Question: What are the standards and frequency recommendations for taking “routine” and “post-operative” vital signs?

Complete Question: I am a permanent member of the Nursing Policy and Procedure Committee as an employee of the Risk Management Department. Does AMSN have standards/ recommendations for frequency and times for post-op vital signs?

Several members of the Clinical Practice Committee reviewed and investigated the answer to this question.

Answer:

Routine Vital Signs:

Vital signs are generally considered to include temperature, heart rate, respiratory rate, and blood pressure. Pain is described as the “fifth vital sign” and is frequently assessed at the same time. In medical-surgical settings, pulse oximetry is often evaluated when vital signs are assessed.

There are no clear evidence-based guidelines for how often vital signs should be assessed (Kowalak, 2015). In medical-surgical settings, vital signs are generally assessed every 4-8 hours. Some patient care units may decide, based on patient acuity or population, that vital signs should be assessed more frequently.

The following should be considered when deciding on the frequency of vital sign assessment:

  • The patient’s diagnosis and comorbidities
  • The patient’s level of acuity and risk for complications
  • Treatments and medications that the patient is receiving
  • Trends in the patient’s vital signs
  • Provider orders
  • Agency policy

In addition to assessing vital signs per unit policy, they should also be evaluated at the following times:

  • Admission, transfer or discharge
  • At the time of any change in condition
  • Before and after a surgical or diagnostic procedure
  • Before administering medications, which may affect cardiac or respiratory function (Taylor, Lillis & Lynn, 2016).

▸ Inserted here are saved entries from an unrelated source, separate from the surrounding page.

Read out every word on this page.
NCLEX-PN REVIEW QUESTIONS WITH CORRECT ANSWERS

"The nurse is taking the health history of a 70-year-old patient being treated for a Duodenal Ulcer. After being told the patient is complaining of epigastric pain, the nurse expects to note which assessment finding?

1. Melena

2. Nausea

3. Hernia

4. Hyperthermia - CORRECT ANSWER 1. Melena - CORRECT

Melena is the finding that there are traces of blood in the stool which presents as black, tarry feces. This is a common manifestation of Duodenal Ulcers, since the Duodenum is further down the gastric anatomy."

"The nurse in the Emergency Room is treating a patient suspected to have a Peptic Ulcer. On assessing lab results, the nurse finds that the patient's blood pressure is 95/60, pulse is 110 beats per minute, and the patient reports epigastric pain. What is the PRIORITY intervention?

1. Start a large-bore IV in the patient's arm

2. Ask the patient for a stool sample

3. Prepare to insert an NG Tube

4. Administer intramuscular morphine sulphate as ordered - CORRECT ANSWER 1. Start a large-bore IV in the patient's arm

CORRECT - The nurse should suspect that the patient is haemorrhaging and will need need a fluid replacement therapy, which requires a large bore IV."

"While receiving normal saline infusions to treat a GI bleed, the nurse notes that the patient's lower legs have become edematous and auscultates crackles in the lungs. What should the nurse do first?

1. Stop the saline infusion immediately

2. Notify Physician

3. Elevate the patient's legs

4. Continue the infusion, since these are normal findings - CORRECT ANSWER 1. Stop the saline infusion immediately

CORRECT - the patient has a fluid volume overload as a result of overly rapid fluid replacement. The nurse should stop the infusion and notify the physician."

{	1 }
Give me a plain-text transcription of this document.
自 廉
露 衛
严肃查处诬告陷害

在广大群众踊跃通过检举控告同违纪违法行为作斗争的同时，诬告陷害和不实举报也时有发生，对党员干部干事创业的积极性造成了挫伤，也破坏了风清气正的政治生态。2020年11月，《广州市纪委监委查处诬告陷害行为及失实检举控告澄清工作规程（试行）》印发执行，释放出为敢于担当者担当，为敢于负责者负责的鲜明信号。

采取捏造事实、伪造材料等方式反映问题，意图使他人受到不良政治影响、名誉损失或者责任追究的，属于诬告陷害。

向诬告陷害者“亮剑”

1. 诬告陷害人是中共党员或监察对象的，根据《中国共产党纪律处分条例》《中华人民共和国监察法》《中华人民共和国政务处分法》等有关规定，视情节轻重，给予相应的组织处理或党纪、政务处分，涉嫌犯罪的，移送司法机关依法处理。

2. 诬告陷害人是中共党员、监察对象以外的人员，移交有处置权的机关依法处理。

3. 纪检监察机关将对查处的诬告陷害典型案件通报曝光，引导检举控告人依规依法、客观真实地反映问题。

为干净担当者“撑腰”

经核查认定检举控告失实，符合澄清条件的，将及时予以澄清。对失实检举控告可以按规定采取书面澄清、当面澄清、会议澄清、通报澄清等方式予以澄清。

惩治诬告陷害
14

Many facilities also use other strategies in addition to vital signs for evaluating a patient’s stability and acuity. For example, the Modified Early Warning System (MEWS) includes temperature, heart rate, respiratory rate, blood pressure and level of consciousness and can be used to detect early signs of decompensation (Mathukia, WuQiang, Biege & Krishnamurthy, 2014).

Post-operative Vital Signs:

There is also little evidence-based information to provide guidance on how often vital signs should be evaluated in the postoperative patient. The American Society of PeriAnesthesia Nursing (ASPAN) recommends 15 minute vital monitoring and documentation in the first hour of the post anesthesia recovery period (ASPAN, 2016).

Although unit policies vary, postoperative vital signs (temperature, heart rate, respiratory rate, blood pressure, pain and pulse oximetry) on a medical-surgical unit are generally recommended:

  • Every 15 minutes x 4
  • Every 30 minutes x 2
  • Every 1 hour x 4  (Menez, 2016)
  • then every 4 hours (if stable) until 24 hours post-op

We encourage you to review these references, and work with the interdisciplinary team within your organization to establish the standard for frequency of vital signs specific to your patient population.

References:

  • American Society of PeriAnesthesia Nurses. (2016). 2017-2018 Perianesthesia nursing standards practice recommendations and interpretive statements, (1st ed.). Cherry Hill, NJ: ASPAN
  • Kowalak, J.P. (Ed.). (2015). Lippincott's nursing procedures (7th ed.). Philadelphia, PA: Lippincott, Williams & Wilkins.
  • Mathukia, C., WuQiang, F., Biege, C., & Krishnamurthy, M. (2014). Modified early warning system improves patient safety and clinical outcomes in an academic community hospital. Journal of Community Hospital Internal Medicine Perspectives, 5(2). https://doi.org/10.3402/jchimp.v5.26716
  • Menez, J.A. (2016). Perioperative nursing care. In H. Craven (Ed.) Core curriculum for medical-surgical nursing practice, (5th ed.) (pp. 171-189). Pitman, NJ: Academy of Medical-Surgical Nurses.
  • Taylor, C., Lillis, C., & Lynn, P. (2016). Fundamentals of nursing: The art and science of person-centered nursing care. Philadelphia: Wolters Kluwer.